Wednesday, April 24, 2013

DMCT Week 15

The state of contemporary art is the result of decades of the reconfiguring of the definition of art. Artists like Stelarc, Orlan, and Kenneth Feingold rely on various changes and paradigm shifts engaged by artists decades (or sometimes centuries) earlier. How then, do the theories applied to contemporary art apply to these previous artistic innovators? This post examines how previous artists' work can be seen through the theoretical lenses of contemporary society, and exposes how new theories of society can help explain previous pieces of art.

In class we discussed the role of Cubism as an early example of hyper-text. Picasso (and Braque) take an image, cut it up, and then reassemble into a new reality on the canvas. This does sound like hyper text in many ways (the referential nature of the image), but it more properly sounds like Derrida's notion of deconstruction. By breaking the image down into its constituent parts, Cubists deconstructed reality and realism and reassembled the image in the light of contemporary notions of industry and modernity. Does then this deconstruction indicate something about hypertext? Is hyper text inherently deconstructive by nature, and if so, what does this mean for our current understanding about the nature of information online?

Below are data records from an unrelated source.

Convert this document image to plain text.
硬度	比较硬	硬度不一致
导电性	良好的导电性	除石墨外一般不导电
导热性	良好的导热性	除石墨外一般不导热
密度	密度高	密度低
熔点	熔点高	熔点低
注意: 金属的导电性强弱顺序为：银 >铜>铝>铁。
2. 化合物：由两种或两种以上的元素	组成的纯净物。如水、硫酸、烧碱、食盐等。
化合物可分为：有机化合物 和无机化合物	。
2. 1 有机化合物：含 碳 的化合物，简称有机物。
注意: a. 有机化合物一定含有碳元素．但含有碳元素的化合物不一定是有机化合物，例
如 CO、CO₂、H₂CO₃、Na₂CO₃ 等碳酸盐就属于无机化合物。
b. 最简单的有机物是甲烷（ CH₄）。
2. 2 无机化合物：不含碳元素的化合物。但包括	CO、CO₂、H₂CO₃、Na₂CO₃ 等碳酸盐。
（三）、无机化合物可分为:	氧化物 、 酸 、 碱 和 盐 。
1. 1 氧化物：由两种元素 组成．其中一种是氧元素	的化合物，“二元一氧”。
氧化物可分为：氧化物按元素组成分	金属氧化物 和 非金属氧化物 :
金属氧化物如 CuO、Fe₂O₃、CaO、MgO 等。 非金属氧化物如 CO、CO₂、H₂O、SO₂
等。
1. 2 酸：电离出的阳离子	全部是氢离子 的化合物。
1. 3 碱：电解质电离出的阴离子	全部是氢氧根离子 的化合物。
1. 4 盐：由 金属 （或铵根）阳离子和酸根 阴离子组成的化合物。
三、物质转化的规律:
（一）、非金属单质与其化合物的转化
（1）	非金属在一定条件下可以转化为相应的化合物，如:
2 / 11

After class, Mark and I were discussing the role of Jackson Pollock in the development of hyper text. Mark argued that perhaps Pollock was portraying the increasingly erratic yet organized images that seem to look like what we now call networks. However, was Pollock envisioning these networks as sources of information? Not really. Instead, Pollock was channelling the shifts in the artistic marketplace and reflecting these shifts in his art. He recognizes shifts in societal thinking and paradigms and these changes are represented in the drastic changes of his art. His "networks" of paint drippings come to indicate a changing relationship between society, reality and art.

Pollock represents a strange time in the world of art history. He is at the tail end of modernism, but is not fully post-modern in many sense. That role is taken up by Andy Warhol. In our discussion, I called Warhol (and more specifically his workshop) a rhizomatic artistic entity. Deleuze and Guattarri argue that contemporary information and society as a whole should not be seen as a tree, but as a rhizome with many entry points and multiple sources of origin and completion. Warhol's workshop is a perfect representation of this concept. Warhol could even be cut out of his workshop, and it would continue producing art. His art was also spread across multiple platforms (paint, music, television, film). Like the rhizome, the Warhol workshop was horizontally stretched across media and maintained a multitude of origins. Warhols work continues to interest us today for this very reason. It tells us something about current society (a rhizome) through the art.